L’audience devant la Cour européenne des droits de l’Homme (CEDH) dans l’affaire Gas et Dubois c. France se tenait ce matin, à Strasbourg.

En septembre 2010, la Cour avait jugée recevable la requête de Valérie Gas et Nathalie Dubois. En couple depuis 1989 et pacsées depuis 2002, elles élèvent ensemble leur fille, née en 2000 après une insémination artificielle (IAD) en Belgique.
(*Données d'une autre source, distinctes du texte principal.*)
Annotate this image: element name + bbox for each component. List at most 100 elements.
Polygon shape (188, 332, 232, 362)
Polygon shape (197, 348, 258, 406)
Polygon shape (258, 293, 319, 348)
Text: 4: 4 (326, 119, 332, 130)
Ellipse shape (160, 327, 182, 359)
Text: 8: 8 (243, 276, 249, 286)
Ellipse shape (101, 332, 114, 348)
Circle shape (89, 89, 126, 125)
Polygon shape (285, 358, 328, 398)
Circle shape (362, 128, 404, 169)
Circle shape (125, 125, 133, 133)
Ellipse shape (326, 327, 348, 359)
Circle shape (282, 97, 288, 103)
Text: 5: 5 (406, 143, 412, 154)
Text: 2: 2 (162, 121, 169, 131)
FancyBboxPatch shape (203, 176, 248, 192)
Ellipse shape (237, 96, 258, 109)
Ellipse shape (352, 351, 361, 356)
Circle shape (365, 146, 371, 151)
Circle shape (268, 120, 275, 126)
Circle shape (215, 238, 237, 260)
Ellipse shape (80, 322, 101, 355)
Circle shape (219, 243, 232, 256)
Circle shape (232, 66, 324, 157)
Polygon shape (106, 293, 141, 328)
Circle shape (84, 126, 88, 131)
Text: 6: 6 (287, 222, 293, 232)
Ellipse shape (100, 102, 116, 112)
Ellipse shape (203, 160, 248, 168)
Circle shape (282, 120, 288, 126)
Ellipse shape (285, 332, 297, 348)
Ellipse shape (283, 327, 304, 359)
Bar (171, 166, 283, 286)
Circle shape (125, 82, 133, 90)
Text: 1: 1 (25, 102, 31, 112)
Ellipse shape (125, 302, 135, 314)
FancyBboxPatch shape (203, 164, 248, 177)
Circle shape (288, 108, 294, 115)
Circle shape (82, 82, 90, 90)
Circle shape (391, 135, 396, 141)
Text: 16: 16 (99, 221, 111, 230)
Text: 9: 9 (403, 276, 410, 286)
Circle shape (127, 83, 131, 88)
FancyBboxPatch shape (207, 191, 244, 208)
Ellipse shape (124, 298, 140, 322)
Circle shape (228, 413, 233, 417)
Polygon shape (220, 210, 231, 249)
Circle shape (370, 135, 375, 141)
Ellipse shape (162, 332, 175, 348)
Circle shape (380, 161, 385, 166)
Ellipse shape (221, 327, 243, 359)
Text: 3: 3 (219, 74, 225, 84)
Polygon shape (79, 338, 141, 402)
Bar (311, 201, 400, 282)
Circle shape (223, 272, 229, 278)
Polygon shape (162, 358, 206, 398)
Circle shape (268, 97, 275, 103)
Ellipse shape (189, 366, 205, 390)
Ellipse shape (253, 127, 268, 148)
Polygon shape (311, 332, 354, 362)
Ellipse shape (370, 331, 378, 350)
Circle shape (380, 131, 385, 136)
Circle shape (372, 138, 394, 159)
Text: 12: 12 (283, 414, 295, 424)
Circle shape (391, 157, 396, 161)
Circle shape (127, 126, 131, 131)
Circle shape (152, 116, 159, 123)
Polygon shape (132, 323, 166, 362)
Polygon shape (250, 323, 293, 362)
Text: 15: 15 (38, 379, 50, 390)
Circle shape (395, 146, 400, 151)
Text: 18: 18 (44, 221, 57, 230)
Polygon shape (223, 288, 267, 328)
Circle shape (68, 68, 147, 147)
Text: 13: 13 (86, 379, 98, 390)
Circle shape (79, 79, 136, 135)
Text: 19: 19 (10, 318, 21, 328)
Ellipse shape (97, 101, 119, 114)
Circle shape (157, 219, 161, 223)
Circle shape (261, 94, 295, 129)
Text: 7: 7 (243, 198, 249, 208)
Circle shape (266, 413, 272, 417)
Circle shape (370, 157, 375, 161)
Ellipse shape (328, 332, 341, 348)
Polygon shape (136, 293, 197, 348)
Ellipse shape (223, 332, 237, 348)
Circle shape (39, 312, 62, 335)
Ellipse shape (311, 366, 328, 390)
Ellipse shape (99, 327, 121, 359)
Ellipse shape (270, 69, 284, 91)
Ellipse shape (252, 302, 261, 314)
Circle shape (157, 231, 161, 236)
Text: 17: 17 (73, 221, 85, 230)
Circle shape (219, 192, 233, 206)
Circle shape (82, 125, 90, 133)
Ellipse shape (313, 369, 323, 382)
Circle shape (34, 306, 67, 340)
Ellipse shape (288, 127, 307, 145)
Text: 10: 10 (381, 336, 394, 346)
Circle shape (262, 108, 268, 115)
Depuis 2006, elles tentent d’obtenir l’adoption simple par Valérie Gas de l’enfant dont Nathalie Dubois est la mère biologique (lire Adoption homoparentale: La Cour européenne des droits de l’Homme dans l’attente de la décision du Conseil constitutionnel).

Toutes les affaires soumises à la CEDH ne passent pas en audience, la procédure y étant essentiellement écrite, mais dans certains cas, les juges préfèrent entendre les observations orales des requérants et de l’État concerné, comme en l’espèce.

LE SECOND PARENT « N’EST RIEN SUR LE PLAN JURIDIQUE »
Ce matin, Caroline Mécary, l’avocate du couple, a rappelé à la Cour que « Madame Gas, bien qu’élevant quotidiennement A. avec sa mère, n’est rien sur le plan juridique: elle n’a ni devoir ni droit vis-à-vis de l’enfant. (…) A. avec l’adoption simple aurait eu juridiquement deux parents avec la sécurité juridique que cela entraîne ».

« La question dont est saisie la Cour, a-t-elle souligné, comprend l’ensemble de la législation française, concernant l’adoption simple et l’insémination avec donneur anonyme, qui empêche d’établir un lien de filiation adoptif entre Madame Gas et A., alors que cela serait possible si Madame Gas, était un homme ».

SE MARIER AVEC UN HOMME OU S’EXILER?
« En réalité, la France propose à A. deux voies pour avoir juridiquement deux parents, a remarqué Maître Mécary. Première voie: Madame Dubois doit rompre avec Madame Gas, et se marier avec un homme, qui pourrait adopter Al. dans le cadre d’une adoption simple. Deuxième voie: Madame Dubois et Madame Gas doivent dans un premier temps fuir la France pour Londres, Bruxelles, Francfort, Barcelone, New York ou Montréal, et y habiter durant une période suffisante afin de demander l’adoption d’A. par Madame Gas, puis dans un second temps, rentrer en France et demander l’exequatur du jugement d’adoption par le second parent conformément à la jurisprudence de la Cour de cassation du 8 juillet 2010. Comment ces bouleversements pourraient-ils être dans l’intérêt d’A.? »

Une retransmission de l’audience sera visible sur le site de la CEDH à partir de 14h30.